The Foundation for Individual Rights in Education (FIRE) has published its 2016 ratings of free speech in U.S. college campuses. Despite all the publicity given “safe spaces” and microagressions,” formal campus speech policies are getting somewhat less restrictive nationally, FIRE reports. Three Virginia universities stand among a small minority of institutions that do not threaten free speech. The rest are problematic.
Red Light (policies that clearly restrict free speech):
Norfolk State University
Yellow Light (policies that can be interpreted as restricting free speech):
Christopher Newport University
James Madison University
Mary Washington University
Old Dominion University
Virginia State University
Green Light (policies do not seriously threaten free speech):
College of William & Mary
George Mason University
University of Virginia
While some universities are shifting away from restrictive speech codes, many have begun implementing “bias reporting” systems that encourage students to report one one another, and faculty members, whenever they subjectively perceive that someone’s speech or expression is biased. The FIRE report gave Longwood as an example:
There are currently no comments highlighted.
Bias response systems, adopted by hundreds of institutions across the country, solicit reports of bias, which most universities explicitly define to encompass speech protected by the First Amendment. In some cases, the university realizes that it cannot impose speech codes, yet does so under the guise of providing “education” to offending speakers—through administrators.

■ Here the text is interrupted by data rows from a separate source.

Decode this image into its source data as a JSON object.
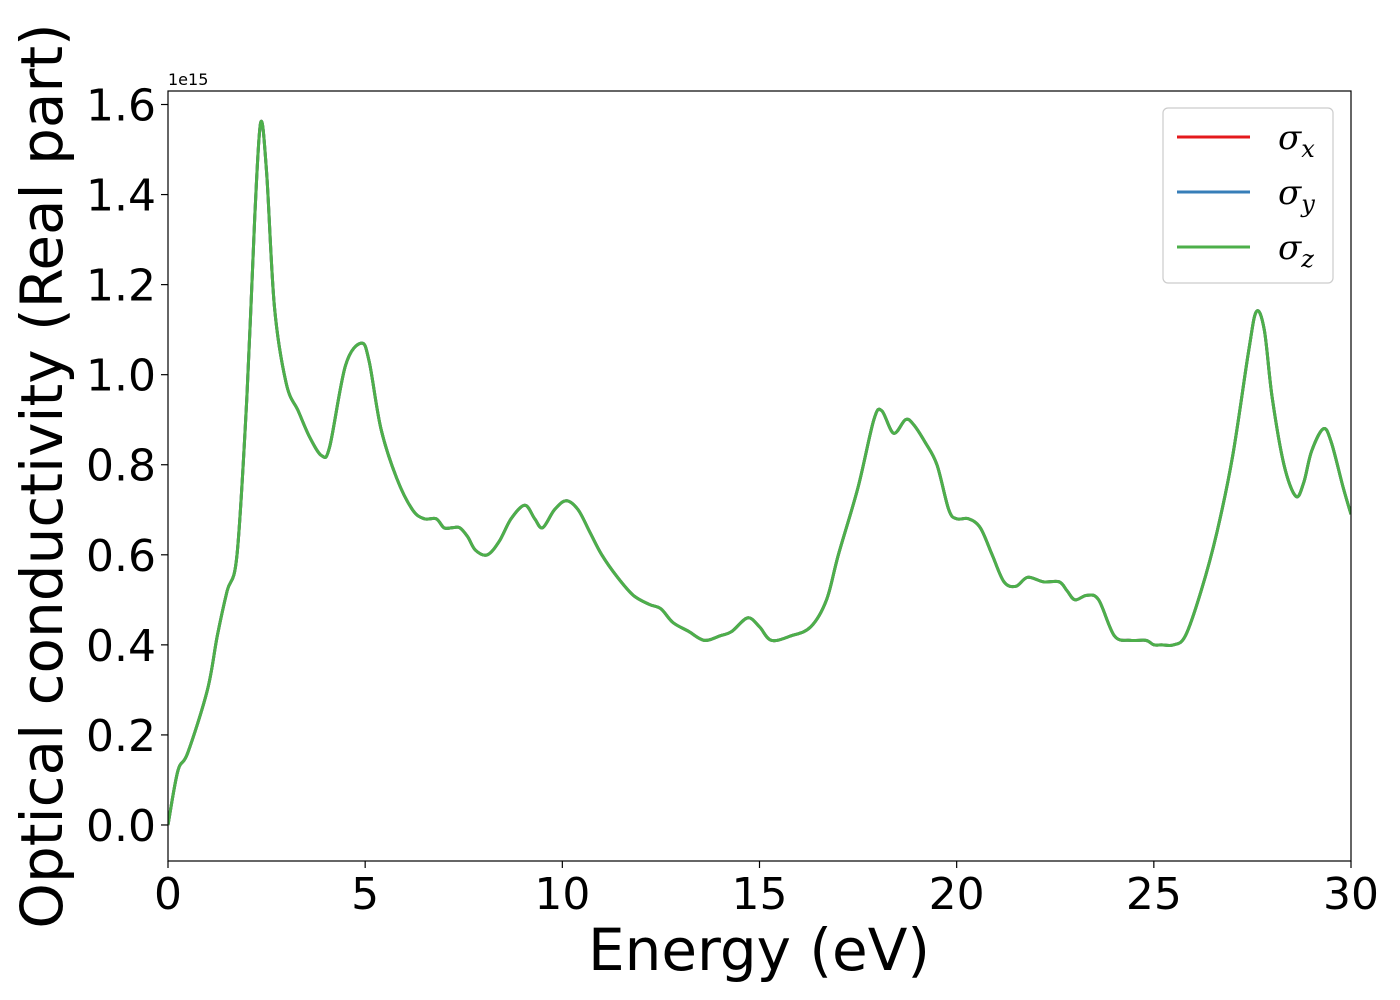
{
  "chart_data": {
    "type": "line",
    "xlabel": "Energy (eV)",
    "ylabel": "Optical conductivity (Real part)",
    "y_offset_label": "1e15",
    "xlim": [
      0,
      30
    ],
    "ylim": [
      -0.08,
      1.63
    ],
    "x_ticks": [
      0,
      5,
      10,
      15,
      20,
      25,
      30
    ],
    "y_ticks": [
      0.0,
      0.2,
      0.4,
      0.6,
      0.8,
      1.0,
      1.2,
      1.4,
      1.6
    ],
    "x_tick_labels": [
      "0",
      "5",
      "10",
      "15",
      "20",
      "25",
      "30"
    ],
    "y_tick_labels": [
      "0.0",
      "0.2",
      "0.4",
      "0.6",
      "0.8",
      "1.0",
      "1.2",
      "1.4",
      "1.6"
    ],
    "grid": false,
    "legend_position": "top-right",
    "x": [
      0,
      0.25,
      0.5,
      1.0,
      1.25,
      1.5,
      1.75,
      2.0,
      2.2,
      2.35,
      2.5,
      2.7,
      3.0,
      3.3,
      3.6,
      3.9,
      4.1,
      4.5,
      4.9,
      5.1,
      5.4,
      5.8,
      6.2,
      6.5,
      6.8,
      7.0,
      7.2,
      7.4,
      7.6,
      7.8,
      8.1,
      8.4,
      8.7,
      9.05,
      9.3,
      9.5,
      9.8,
      10.1,
      10.4,
      10.7,
      11.0,
      11.4,
      11.8,
      12.2,
      12.5,
      12.8,
      13.2,
      13.6,
      14.0,
      14.3,
      14.7,
      15.0,
      15.3,
      15.8,
      16.3,
      16.7,
      17.0,
      17.5,
      17.9,
      18.1,
      18.4,
      18.7,
      18.9,
      19.2,
      19.5,
      19.8,
      20.0,
      20.3,
      20.6,
      20.9,
      21.2,
      21.5,
      21.8,
      22.2,
      22.6,
      22.8,
      23.0,
      23.3,
      23.6,
      24.0,
      24.4,
      24.8,
      25.0,
      25.2,
      25.5,
      25.8,
      26.2,
      26.6,
      27.0,
      27.4,
      27.6,
      27.8,
      28.0,
      28.3,
      28.6,
      28.8,
      29.0,
      29.3,
      29.5,
      29.8,
      30.0
    ],
    "series": [
      {
        "name": "σx",
        "color": "#e41a1c",
        "values": [
          0.0,
          0.12,
          0.16,
          0.3,
          0.42,
          0.52,
          0.6,
          0.95,
          1.35,
          1.56,
          1.45,
          1.15,
          0.98,
          0.92,
          0.86,
          0.82,
          0.84,
          1.02,
          1.07,
          1.03,
          0.88,
          0.77,
          0.7,
          0.68,
          0.68,
          0.66,
          0.66,
          0.66,
          0.64,
          0.61,
          0.6,
          0.63,
          0.68,
          0.71,
          0.68,
          0.66,
          0.7,
          0.72,
          0.7,
          0.65,
          0.6,
          0.55,
          0.51,
          0.49,
          0.48,
          0.45,
          0.43,
          0.41,
          0.42,
          0.43,
          0.46,
          0.44,
          0.41,
          0.42,
          0.44,
          0.5,
          0.6,
          0.75,
          0.9,
          0.92,
          0.87,
          0.9,
          0.89,
          0.85,
          0.8,
          0.7,
          0.68,
          0.68,
          0.66,
          0.6,
          0.54,
          0.53,
          0.55,
          0.54,
          0.54,
          0.52,
          0.5,
          0.51,
          0.5,
          0.42,
          0.41,
          0.41,
          0.4,
          0.4,
          0.4,
          0.42,
          0.52,
          0.65,
          0.82,
          1.05,
          1.14,
          1.1,
          0.95,
          0.8,
          0.73,
          0.76,
          0.83,
          0.88,
          0.85,
          0.75,
          0.69
        ]
      },
      {
        "name": "σy",
        "color": "#377eb8",
        "values": [
          0.0,
          0.12,
          0.16,
          0.3,
          0.42,
          0.52,
          0.6,
          0.95,
          1.35,
          1.56,
          1.45,
          1.15,
          0.98,
          0.92,
          0.86,
          0.82,
          0.84,
          1.02,
          1.07,
          1.03,
          0.88,
          0.77,
          0.7,
          0.68,
          0.68,
          0.66,
          0.66,
          0.66,
          0.64,
          0.61,
          0.6,
          0.63,
          0.68,
          0.71,
          0.68,
          0.66,
          0.7,
          0.72,
          0.7,
          0.65,
          0.6,
          0.55,
          0.51,
          0.49,
          0.48,
          0.45,
          0.43,
          0.41,
          0.42,
          0.43,
          0.46,
          0.44,
          0.41,
          0.42,
          0.44,
          0.5,
          0.6,
          0.75,
          0.9,
          0.92,
          0.87,
          0.9,
          0.89,
          0.85,
          0.8,
          0.7,
          0.68,
          0.68,
          0.66,
          0.6,
          0.54,
          0.53,
          0.55,
          0.54,
          0.54,
          0.52,
          0.5,
          0.51,
          0.5,
          0.42,
          0.41,
          0.41,
          0.4,
          0.4,
          0.4,
          0.42,
          0.52,
          0.65,
          0.82,
          1.05,
          1.14,
          1.1,
          0.95,
          0.8,
          0.73,
          0.76,
          0.83,
          0.88,
          0.85,
          0.75,
          0.69
        ]
      },
      {
        "name": "σz",
        "color": "#4daf4a",
        "values": [
          0.0,
          0.12,
          0.16,
          0.3,
          0.42,
          0.52,
          0.6,
          0.95,
          1.35,
          1.56,
          1.45,
          1.15,
          0.98,
          0.92,
          0.86,
          0.82,
          0.84,
          1.02,
          1.07,
          1.03,
          0.88,
          0.77,
          0.7,
          0.68,
          0.68,
          0.66,
          0.66,
          0.66,
          0.64,
          0.61,
          0.6,
          0.63,
          0.68,
          0.71,
          0.68,
          0.66,
          0.7,
          0.72,
          0.7,
          0.65,
          0.6,
          0.55,
          0.51,
          0.49,
          0.48,
          0.45,
          0.43,
          0.41,
          0.42,
          0.43,
          0.46,
          0.44,
          0.41,
          0.42,
          0.44,
          0.5,
          0.6,
          0.75,
          0.9,
          0.92,
          0.87,
          0.9,
          0.89,
          0.85,
          0.8,
          0.7,
          0.68,
          0.68,
          0.66,
          0.6,
          0.54,
          0.53,
          0.55,
          0.54,
          0.54,
          0.52,
          0.5,
          0.51,
          0.5,
          0.42,
          0.41,
          0.41,
          0.4,
          0.4,
          0.4,
          0.42,
          0.52,
          0.65,
          0.82,
          1.05,
          1.14,
          1.1,
          0.95,
          0.8,
          0.73,
          0.76,
          0.83,
          0.88,
          0.85,
          0.75,
          0.69
        ]
      }
    ],
    "legend": [
      {
        "symbol": "σ",
        "subscript": "x",
        "color": "#e41a1c"
      },
      {
        "symbol": "σ",
        "subscript": "y",
        "color": "#377eb8"
      },
      {
        "symbol": "σ",
        "subscript": "z",
        "color": "#4daf4a"
      }
    ]
  }
}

Longwood University in Virginia, for example, recognized that “courts have not upheld … overly broad” speech codes. Instead, Longwood created a bias response system with a broad definition of bias: “a tendency or inclination; irrational preference or behavior that prevents unprejudiced consideration of people, events, or situations”—including “political or social affiliation.”
In an attempt to avoid the problem of unconstitutionality that Longwood recognizes, the policy provides that while “specific prohibitions” related to bias may be constitutionally problematic, the university will “include appropriate education sanctions when a student is found responsible.” Moreover, the policy leaves open the possibility that bias incidents could be subject to more severe sanctions under the university’s conduct policies, noting that bias incidents “may fall under the ‘Abuse to Persons’ violation” of Longwood’s conduct code.